Case Name: PEOPLE v. COWELL
Court: Michigan Supreme Court
Jurisdiction: Michigan
Decision Date: 1934-06-04
Citations: 267 Mich. 476
Docket Number: Docket No. 154, Calendar No. 37,598
Parties: PEOPLE v. COWELL.
Judges: Nelson Sharpe, C. J., and North, Fead, Butzel, Bushnell, and Edward M. Sharpe, JJ., concurred. Potter, J., did not sit.
Reporter: Michigan Reports
Volume: 267
Pages: 476–478

Head Matter:
PEOPLE v. COWELL.
Motor Vehicles — Licenses—Taxation—Well-Driller’s Service Truck.

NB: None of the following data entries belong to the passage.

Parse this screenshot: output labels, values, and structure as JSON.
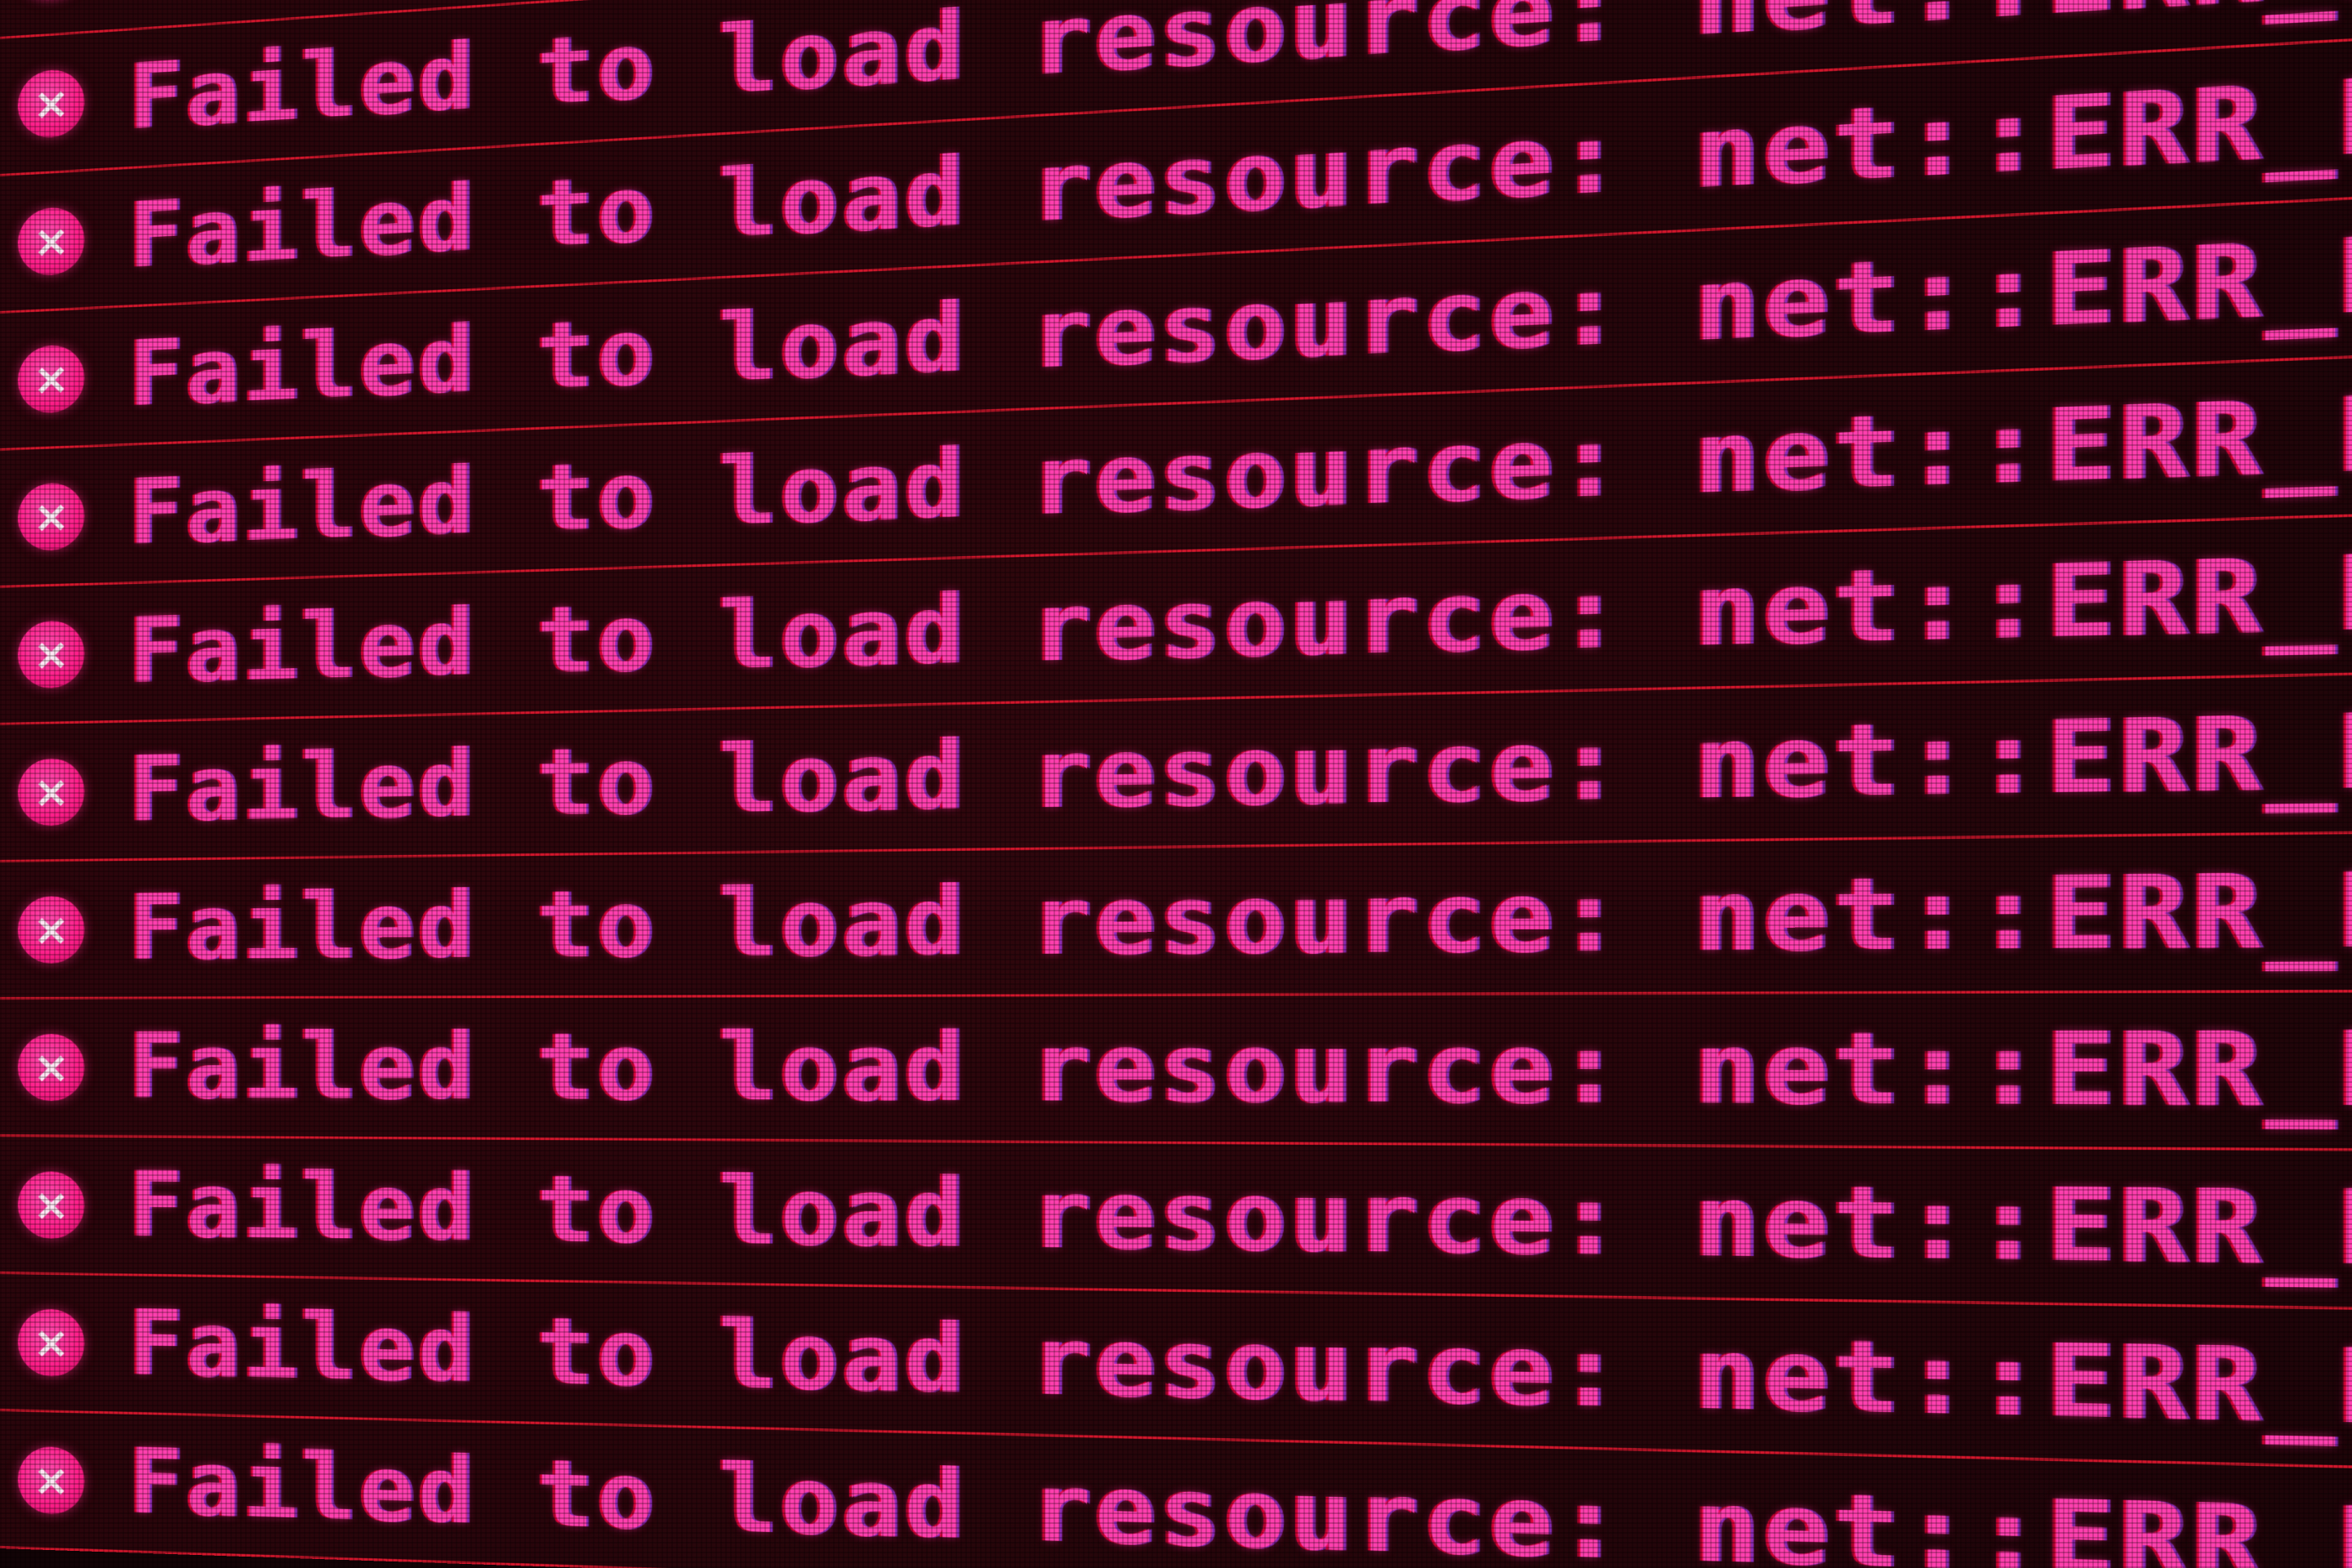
{
  "console": {
    "error_icon": "error-x-icon",
    "error_glyph": "×",
    "colors": {
      "text": "#ff3fae",
      "icon": "#ff1f8a",
      "divider": "#d2162c",
      "background": "#1a0508"
    },
    "messages": [
      "Failed to load resource: net::ERR_BLOCKED_BY_AD",
      "Failed to load resource: net::ERR_BLOCKED_BY_AD",
      "Failed to load resource: net::ERR_BLOCKED_BY_AD",
      "Failed to load resource: net::ERR_BLOCKED_BY_AD",
      "Failed to load resource: net::ERR_BLOCKED_BY_AD",
      "Failed to load resource: net::ERR_BLOCKED_BY_AD",
      "Failed to load resource: net::ERR_BLOCKED_BY_AD",
      "Failed to load resource: net::ERR_BLOCKED_BY_AD",
      "Failed to load resource: net::ERR_BLOCKED_BY_AD",
      "Failed to load resource: net::ERR_BLOCKED_BY_AD",
      "Failed to load resource: net::ERR_BLOCKED_BY_AD",
      "Failed to load resource: net::ERR_BLOCKED_BY_AD"
    ]
  }
}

Service truck with special platform upon which a well-drilling machine was mounted and fastened and truck was jacked up to make machine firm for work in drilling held, subject to law requiring license for operation of motor vehicle on a public highway, notwithstanding truck and machine were taxed as personal property (1 Comp. Laws 1929, §§4632, 4633).
Appeal from Hillsdale; Colling wood (Charles B.), J., presiding.
Submitted April 12, 1934.
(Docket No. 154, Calendar No. 37,598.)
Decided June 4, 1934.
Howard E. Cowell was convicted of operating a motor vehicle on a public highway without a license.
Affirmed.
J. F. Fitzsimmons, for appellant.
Patrick H. O’Brien, Attorney General, and Mark D. Taylor, Prosecuting Attorney, for the people.

Opinion:
Wiest, J.
Defendant was convicted of operating a motor truck on a public highway without license plates. He owned a "service truck," with a special platform, upon which was mounted and fastened a well-drilling machine. The truck was equipped for and devoted to such special service. When used it conveyed the well-drilling machine to the place of intended use and there the truck was jacked up to make the machine firm for work in drilling. The truck and machine were taxed as personal property.
Defendant contends that no license was necessary. The motor vehicle law (1 Comp. Laws 1929, § 4632) applies to "all vehicles impelled on the public highways of this State, by mechanical power except traction engines, road rollers, such vehicles as run only on rails or tracks, fire trucks and apparatus owned by any person, firm or private corporation and used for fire protection," and tractors, unless used exclusively in agriculture. This section clearly included defendant's motor vehicle.
But defendant claims that the next section of the statute, relative to application for registration, and defining a commercial vehicle, excludes his truck, by reason of noninclusion. The part of the statute invoked reads:
"Every owner desiring to operate a motor vehicle upon the public highways of this State, except as otherwise provided, shall file an application with the secretary of State stating the owner's name. Each application for a commercial vehicle shall also have attached thereto scale weight receipt of said motor vehicle fully equipped as of the time the application is made. The term 'commercial vehicle' as used in this act shall mean and include all motor vehicles used for the transportation of passengers for hire and those constructed or used for transportation of goods, wares or merchandise" (1 Comp. Laws 1929, § 4633).
Here exists no exclusion by way of noninclusion. The statute clearly covers all motor vehicles operating upon the public highways, excepting only such as are expressly excepted in the first mentioned section.
The conviction is affirmed.
Nelson Sharpe, C. J., and North, Fead, Butzel, Bushnell, and Edward M. Sharpe, JJ., concurred. Potter, J., did not sit.